The Employee Retirement Income Security Act (ERISA)2 was enacted to protect the employees’ savings from abuses by their employers, who held their savings, and others who were advising them with respect to these savings.3 The Act imposed fiduciary duties on those who exercised power over the employees’ savings. Those objectives were watered down through the years, as employee savings were invested in risky investments and employees were allowed to be counseled by advisers and brokers with conflict of interests.

ERISA was enacted because brokers and advisers served retirees at the behest of corporate management, and those serving employees close to retirement age and did not act as fiduciaries in the best interests of the workers. Often employees had no control over their investments and lost their savings. Therefore, ERISA imposed fiduciary duties on those who managed and advised employees with respect to their savings.

On June 29, 2020, the U.S. Department of Labor (DOL) announced the following actions regarding the regulation of investment advice under ERISA and the Internal Revenue Code:4 The Department proposed a new class of exemption from fiduciary duties for brokers and other advisers. The DOL announced that this exemption would improve investment advice for the workers! This exemption from fiduciary duties, however, released the duties of investment advisers undermining the services they prove to their advisees. Such an exemption from fiduciary duties hardly protects the employee-advisees from fraud and deceit by investment experts.

The Department of Labor submitted a technical amendment to conform the text of the Code of Federal Regulations to a 2018 decision by the U.S. Court of Appeals for the 5th Circuit.
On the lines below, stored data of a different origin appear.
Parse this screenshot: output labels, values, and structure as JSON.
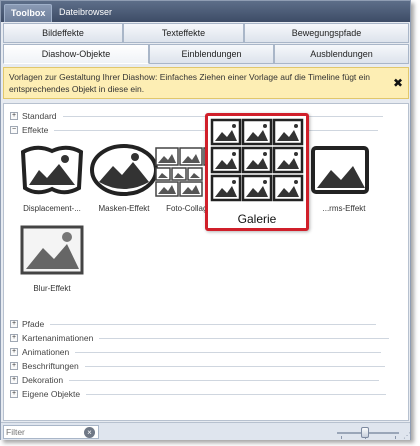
{
  "top_tabs": [
    {
      "label": "Toolbox",
      "active": true
    },
    {
      "label": "Dateibrowser",
      "active": false
    }
  ],
  "category_tabs": {
    "row1": [
      "Bildeffekte",
      "Texteffekte",
      "Bewegungspfade"
    ],
    "row2": [
      "Diashow-Objekte",
      "Einblendungen",
      "Ausblendungen"
    ],
    "active": "Diashow-Objekte"
  },
  "info": {
    "text": "Vorlagen zur Gestaltung Ihrer Diashow: Einfaches Ziehen einer Vorlage auf die Timeline fügt ein entsprechendes Objekt in diese ein.",
    "close_symbol": "✖"
  },
  "sections_top": [
    {
      "label": "Standard",
      "toggle": "+"
    },
    {
      "label": "Effekte",
      "toggle": "−"
    }
  ],
  "effects": [
    {
      "label": "Displacement-..."
    },
    {
      "label": "Masken-Effekt"
    },
    {
      "label": "Foto-Collage"
    },
    {
      "label": "...rms-Effekt"
    },
    {
      "label": "Blur-Effekt"
    }
  ],
  "gallery": {
    "label": "Galerie"
  },
  "sections_bottom": [
    {
      "label": "Pfade",
      "toggle": "+"
    },
    {
      "label": "Kartenanimationen",
      "toggle": "+"
    },
    {
      "label": "Animationen",
      "toggle": "+"
    },
    {
      "label": "Beschriftungen",
      "toggle": "+"
    },
    {
      "label": "Dekoration",
      "toggle": "+"
    },
    {
      "label": "Eigene Objekte",
      "toggle": "+"
    }
  ],
  "filter": {
    "placeholder": "Filter",
    "clear_symbol": "×"
  },
  "colors": {
    "highlight": "#d01f2a",
    "info_bg": "#fdeeb4",
    "tab_strip": "#3d4c66"
  }
}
That decision vacated the Department’s 2016 rule that imposed specific fiduciary duties, which had the effect of reinstating the previous regulatory text.5 The new rules were updated on the Department’s website to reflect changes to its pre-existing prohibited transaction class exemptions and to reflect a court’s decision to vacate the 2016 rule. Hence the Department followed the court decision, which sided with the brokers against a prior rule and supported the broker-dealers’ arguments. The new head of the DOL, Eugene Scalia, represented the brokers in that case.